Das Bett war ordentlich gemacht, über dem Schreibtischstuhl hing ein schicker, dunkelblauer Blazer. Nichts deutete darauf hin, dass die Bewohnerin die Wohnung Hals über Kopf verlassen hatte und trotzdem wirkte sie auf Jessica so, als hätte sich seit mehreren Tagen niemand mehr darin aufgehalten. So war ihr vorhin aufgefallen, dass die Zahnbürste im Badezimmer vollkommen trocken gewesen ist, als hätte sie in letzter Zeit niemand benutzt. Ebenso die Handtücher und der hellblaue Bademantel.

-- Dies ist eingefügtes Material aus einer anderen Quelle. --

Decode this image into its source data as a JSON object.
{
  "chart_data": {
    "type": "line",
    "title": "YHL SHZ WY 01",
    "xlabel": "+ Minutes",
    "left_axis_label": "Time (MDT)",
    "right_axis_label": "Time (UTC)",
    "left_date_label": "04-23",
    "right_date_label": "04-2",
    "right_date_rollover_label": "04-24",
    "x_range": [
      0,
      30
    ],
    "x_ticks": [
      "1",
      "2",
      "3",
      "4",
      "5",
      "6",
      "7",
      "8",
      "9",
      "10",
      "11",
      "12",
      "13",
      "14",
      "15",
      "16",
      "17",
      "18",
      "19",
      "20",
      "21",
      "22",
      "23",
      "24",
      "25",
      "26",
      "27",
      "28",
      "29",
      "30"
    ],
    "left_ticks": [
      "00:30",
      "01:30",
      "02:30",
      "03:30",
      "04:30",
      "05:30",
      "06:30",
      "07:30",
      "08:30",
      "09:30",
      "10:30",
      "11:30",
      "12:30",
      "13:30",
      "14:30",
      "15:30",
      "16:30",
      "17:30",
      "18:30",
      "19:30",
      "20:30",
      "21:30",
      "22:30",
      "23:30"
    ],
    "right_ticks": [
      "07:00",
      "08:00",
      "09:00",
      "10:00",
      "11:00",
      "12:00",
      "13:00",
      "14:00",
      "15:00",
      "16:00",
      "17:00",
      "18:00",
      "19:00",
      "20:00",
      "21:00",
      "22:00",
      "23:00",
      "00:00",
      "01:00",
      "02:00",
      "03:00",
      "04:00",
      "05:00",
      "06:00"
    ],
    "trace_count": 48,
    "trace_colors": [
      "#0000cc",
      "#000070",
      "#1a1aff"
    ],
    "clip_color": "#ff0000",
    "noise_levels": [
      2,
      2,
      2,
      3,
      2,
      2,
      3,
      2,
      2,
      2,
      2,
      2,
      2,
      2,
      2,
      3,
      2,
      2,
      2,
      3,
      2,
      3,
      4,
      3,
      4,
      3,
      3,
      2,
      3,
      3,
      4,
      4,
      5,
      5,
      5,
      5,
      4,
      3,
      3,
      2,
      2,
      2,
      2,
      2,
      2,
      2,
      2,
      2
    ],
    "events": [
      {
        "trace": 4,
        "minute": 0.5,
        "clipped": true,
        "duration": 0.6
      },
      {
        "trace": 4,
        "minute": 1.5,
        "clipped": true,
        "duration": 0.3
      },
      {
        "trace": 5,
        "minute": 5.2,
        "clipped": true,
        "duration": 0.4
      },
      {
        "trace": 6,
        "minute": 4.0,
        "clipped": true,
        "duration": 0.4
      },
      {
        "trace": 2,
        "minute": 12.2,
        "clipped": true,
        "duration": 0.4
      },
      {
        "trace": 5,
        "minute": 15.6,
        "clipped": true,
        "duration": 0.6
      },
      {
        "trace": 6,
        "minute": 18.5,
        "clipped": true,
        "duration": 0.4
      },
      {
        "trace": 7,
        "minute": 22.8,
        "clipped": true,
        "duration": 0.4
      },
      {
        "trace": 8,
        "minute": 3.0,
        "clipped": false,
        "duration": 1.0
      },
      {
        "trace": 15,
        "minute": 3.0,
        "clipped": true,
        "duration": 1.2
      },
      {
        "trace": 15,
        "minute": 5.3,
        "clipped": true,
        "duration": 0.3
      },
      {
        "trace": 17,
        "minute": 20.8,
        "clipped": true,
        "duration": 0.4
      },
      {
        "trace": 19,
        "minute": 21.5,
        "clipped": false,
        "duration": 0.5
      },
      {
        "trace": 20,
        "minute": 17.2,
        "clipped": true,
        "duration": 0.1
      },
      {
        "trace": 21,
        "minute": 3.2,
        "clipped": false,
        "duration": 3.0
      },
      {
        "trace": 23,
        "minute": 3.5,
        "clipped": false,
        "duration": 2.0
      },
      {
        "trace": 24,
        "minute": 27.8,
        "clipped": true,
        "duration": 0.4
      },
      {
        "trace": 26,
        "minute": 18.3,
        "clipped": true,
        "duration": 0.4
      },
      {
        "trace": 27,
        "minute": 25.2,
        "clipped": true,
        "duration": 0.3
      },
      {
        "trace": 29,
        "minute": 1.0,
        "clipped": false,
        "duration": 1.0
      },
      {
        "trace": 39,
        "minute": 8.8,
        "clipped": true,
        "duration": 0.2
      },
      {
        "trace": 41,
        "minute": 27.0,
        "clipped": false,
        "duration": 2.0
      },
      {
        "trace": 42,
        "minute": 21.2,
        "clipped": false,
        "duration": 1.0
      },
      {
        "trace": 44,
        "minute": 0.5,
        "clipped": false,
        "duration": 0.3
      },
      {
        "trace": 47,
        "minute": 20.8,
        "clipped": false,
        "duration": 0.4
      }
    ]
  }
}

„Dann hat sie aber nicht viel mitgenommen, denn ihr Kleiderschrank ist voller Kleidung und ihr Reisekoffer liegt immer noch drin", entgegnete Plattenberg, der die Schranktür geöffnet hatte und hineinblickte.

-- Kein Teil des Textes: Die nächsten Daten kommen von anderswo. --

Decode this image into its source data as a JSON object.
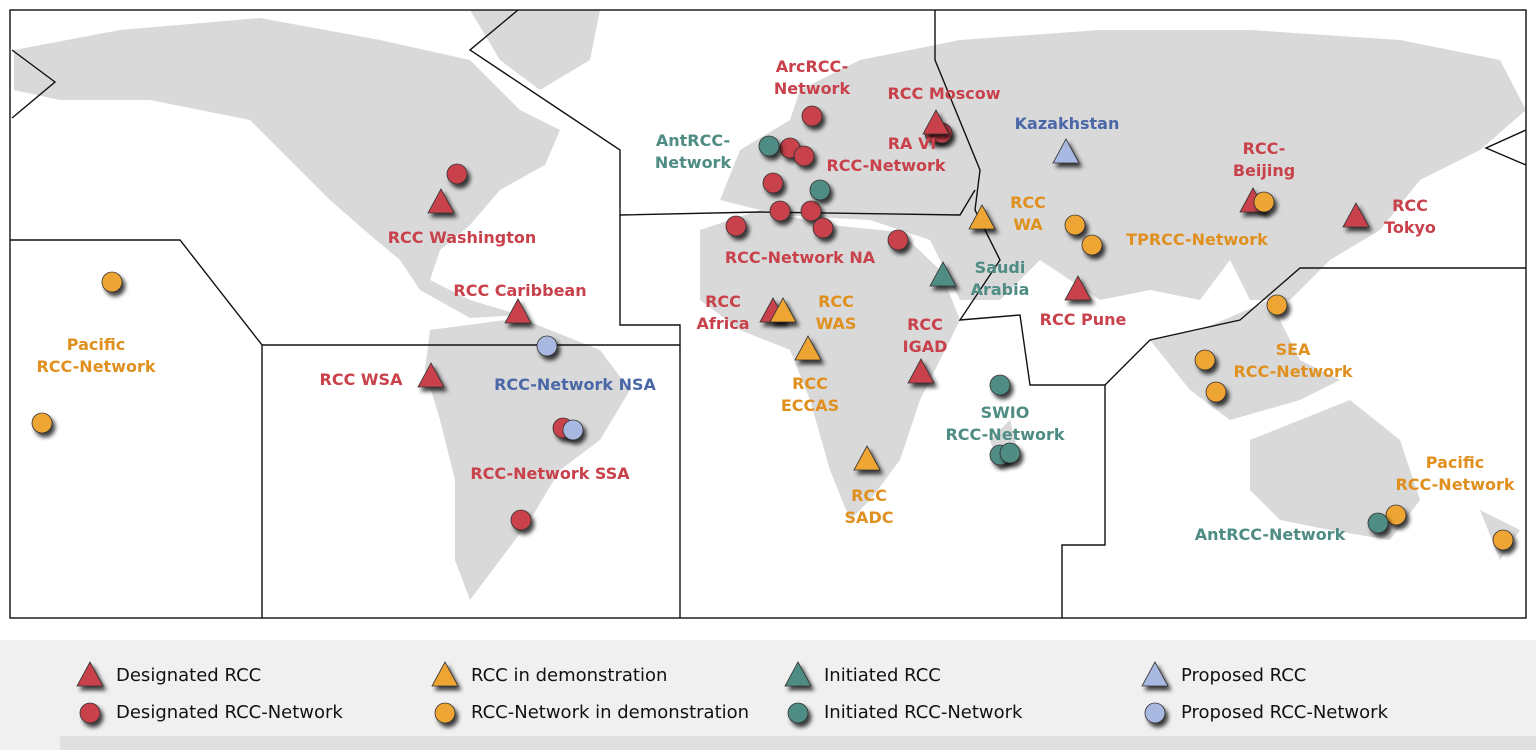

Jessica trat neben ihn. Tatsächlich war der Schrank bis zum Bersten voller Klamotten. Einen großen Teil davon machten modische, aber konservative Blusen, Röcke, Hosenanzüge und Blazer aus. Die Kleidung einer Frau, die einen strengen Dresscode einzuhalten hatte.

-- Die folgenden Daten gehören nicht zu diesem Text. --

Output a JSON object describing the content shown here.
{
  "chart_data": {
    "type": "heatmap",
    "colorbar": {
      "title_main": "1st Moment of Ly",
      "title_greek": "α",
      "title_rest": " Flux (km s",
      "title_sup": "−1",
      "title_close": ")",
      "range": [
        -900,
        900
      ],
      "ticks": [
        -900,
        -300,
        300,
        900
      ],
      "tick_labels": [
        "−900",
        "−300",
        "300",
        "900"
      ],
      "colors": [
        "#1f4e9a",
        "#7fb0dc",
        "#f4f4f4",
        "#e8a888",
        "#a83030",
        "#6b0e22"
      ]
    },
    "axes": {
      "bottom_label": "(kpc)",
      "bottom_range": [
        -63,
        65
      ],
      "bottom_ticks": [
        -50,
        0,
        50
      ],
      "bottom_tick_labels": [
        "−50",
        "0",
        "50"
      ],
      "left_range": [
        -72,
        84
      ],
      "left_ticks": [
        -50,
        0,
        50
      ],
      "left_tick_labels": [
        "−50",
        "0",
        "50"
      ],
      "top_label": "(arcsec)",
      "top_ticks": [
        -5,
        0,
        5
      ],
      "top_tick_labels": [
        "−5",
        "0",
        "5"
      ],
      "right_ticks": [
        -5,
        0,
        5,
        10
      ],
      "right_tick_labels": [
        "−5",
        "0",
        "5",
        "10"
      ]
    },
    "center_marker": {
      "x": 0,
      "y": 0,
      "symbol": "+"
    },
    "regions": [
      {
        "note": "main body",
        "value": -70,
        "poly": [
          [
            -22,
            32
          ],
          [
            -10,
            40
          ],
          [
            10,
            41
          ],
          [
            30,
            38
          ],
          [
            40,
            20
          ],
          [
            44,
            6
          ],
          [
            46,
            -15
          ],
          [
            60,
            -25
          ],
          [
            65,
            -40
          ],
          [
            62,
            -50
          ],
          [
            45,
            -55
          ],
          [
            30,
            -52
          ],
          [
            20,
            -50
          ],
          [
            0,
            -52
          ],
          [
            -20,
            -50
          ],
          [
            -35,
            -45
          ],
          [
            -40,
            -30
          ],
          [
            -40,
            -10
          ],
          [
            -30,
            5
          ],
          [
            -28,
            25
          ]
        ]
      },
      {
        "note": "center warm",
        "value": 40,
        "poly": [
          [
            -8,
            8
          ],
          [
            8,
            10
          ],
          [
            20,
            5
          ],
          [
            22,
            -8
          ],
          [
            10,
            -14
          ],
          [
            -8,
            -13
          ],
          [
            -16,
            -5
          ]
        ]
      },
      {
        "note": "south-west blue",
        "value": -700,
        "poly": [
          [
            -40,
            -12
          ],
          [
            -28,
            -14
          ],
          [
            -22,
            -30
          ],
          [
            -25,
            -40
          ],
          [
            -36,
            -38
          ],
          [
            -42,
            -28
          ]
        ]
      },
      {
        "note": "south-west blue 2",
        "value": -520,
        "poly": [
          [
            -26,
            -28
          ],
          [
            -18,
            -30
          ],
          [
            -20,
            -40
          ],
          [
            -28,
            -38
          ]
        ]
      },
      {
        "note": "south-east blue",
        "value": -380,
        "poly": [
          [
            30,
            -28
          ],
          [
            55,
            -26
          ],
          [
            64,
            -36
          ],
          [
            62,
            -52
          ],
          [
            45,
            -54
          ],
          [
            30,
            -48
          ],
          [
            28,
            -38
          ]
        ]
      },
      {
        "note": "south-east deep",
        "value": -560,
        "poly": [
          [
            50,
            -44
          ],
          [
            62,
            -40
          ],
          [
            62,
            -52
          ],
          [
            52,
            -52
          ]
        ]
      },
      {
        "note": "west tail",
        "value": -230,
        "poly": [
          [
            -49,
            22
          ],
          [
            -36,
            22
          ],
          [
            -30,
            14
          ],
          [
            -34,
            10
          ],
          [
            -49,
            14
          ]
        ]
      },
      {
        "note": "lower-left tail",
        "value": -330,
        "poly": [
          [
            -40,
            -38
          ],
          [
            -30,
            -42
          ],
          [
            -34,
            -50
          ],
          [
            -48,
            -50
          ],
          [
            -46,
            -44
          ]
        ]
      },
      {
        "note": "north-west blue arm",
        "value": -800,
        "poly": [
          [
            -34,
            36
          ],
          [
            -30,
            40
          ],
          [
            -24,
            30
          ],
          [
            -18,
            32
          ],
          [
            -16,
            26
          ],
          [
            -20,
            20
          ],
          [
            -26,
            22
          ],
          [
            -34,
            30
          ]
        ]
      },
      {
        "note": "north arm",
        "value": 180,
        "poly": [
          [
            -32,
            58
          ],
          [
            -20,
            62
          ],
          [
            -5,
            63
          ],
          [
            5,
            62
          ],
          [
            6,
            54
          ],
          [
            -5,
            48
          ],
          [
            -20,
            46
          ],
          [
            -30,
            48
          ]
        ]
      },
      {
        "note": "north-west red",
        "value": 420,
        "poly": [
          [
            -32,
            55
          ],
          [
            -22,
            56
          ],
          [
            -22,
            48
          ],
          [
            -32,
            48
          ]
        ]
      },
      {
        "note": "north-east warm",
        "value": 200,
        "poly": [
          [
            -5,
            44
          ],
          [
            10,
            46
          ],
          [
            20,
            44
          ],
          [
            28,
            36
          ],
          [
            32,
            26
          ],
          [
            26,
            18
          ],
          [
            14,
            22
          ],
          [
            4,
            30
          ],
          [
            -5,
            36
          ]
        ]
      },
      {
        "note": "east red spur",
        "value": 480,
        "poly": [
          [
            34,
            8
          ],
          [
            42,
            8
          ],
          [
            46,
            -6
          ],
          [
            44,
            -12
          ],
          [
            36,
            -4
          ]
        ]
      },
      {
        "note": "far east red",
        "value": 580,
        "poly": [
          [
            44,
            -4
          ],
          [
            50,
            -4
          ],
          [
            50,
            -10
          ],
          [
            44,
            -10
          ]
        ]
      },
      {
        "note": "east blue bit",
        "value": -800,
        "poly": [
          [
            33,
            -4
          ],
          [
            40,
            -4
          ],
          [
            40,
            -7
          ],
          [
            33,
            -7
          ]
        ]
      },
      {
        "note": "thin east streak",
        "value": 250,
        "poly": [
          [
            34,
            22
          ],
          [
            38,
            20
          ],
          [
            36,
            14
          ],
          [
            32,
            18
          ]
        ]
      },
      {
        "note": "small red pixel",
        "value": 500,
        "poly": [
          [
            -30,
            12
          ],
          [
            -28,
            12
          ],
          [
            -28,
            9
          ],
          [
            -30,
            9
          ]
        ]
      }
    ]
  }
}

Über dem Bett hingen einige Fotos. Manche davon zeigten eine junge Frau, die Florentine erstaunlich ähnlich sah. Sie hatte die gleichen, leicht gewellten, blonden Haare und strahlend blauen Augen. Nur schien ihr Gesicht etwas rundlicher zu sein und sie wirkte allgemein etwas üppiger gebaut als ihre Halbschwester, wobei sie alles andere als dick war. Auf einigen Fotos war sie zusammen mit anderen Frauen im selben Alter, vermutlich ihren Freundinnen, zu sehen, auf anderen auch mit einem jungen Mann, der aber nicht Daniel Hubner und Jessica völlig unbekannt war. Ein Foto zeigte sie zusammen mit Florentine, eindeutig irgendwo am Ufer des Aasees. Im direkten Vergleich fiel die Ähnlichkeit der Schwestern noch deutlicher auf.

Im Bücherregal entdeckten sie neben verschiedenen Romanen und zahlreichen Pferdesachbüchern auch einige Gesetzesbücher und Lehrbücher für Rechtswissenschaften.

„Möglicherweise ist das die Verbindung zu unserem Mordopfer", murmelte Plattenberg nachdenklich. „Sie haben wohl recht, wir müssen nach ihr fahnden lassen." Er griff in seine Manteltasche und zog sein Handy heraus, um die Dienststelle anzurufen.

Während er telefonierte, schaute Jessica sich weiter in Luisas Schlafzimmer um. Sie trat an den Schreibtisch, auf dem sich Schminkzeug, Stifte und weiterer Krimskrams wie Kleingeld, Notizzettel und ähnliches befanden.

Auf den ersten Blick war nichts Verdächtiges zu sehen und es deutete auch nichts darauf hin, dass Luisa Daniel gekannt oder irgendetwas mit seinem Tod zu tun hatte. Bis auf ihre Haare an der Kleidung, die er zum Zeitpunkt seines Todes getragen hatte, natürlich.

Auf gut Glück öffnete Jessica die einzige Schublade des Schreibtisches. An oberster Stelle lag ein umgedrehtes Blatt Papier. Sie nahm es heraus und drehte es um. Offensichtlich handelte es sich um die Kopie eines getippten Schreibens. Als Betreff stand ‚Fristlose Kündigung' drauf. Jessica atmete scharf ein, als sie den Adressaten sah.

„Haben Sie etwas gefunden?"

Plattenberg, der mittlerweile das Telefonat beendet hatte, stellte sich neben sie und folgte ihrem Blick. Ein paar Augenblicke lang, starrten sie beide das Schriftstück in Jessicas Hand an, ehe sie fast gleichzeitig wieder hochsahen und einander vielsagend anschauten.

Nun schien sich doch noch ein weiteres Puzzleteil in das Gesamtbild zu fügen. Denn die fristlose Kündigung, die Luisa Steinfeld erst vor wenigen Tagen bei ihrem Arbeitgeber eingereicht hatte, war nicht an irgendeine Firma gerichtet, sondern an die ihnen bereits wohlbekannte Anwaltskanzlei Schmidtmann & Partner.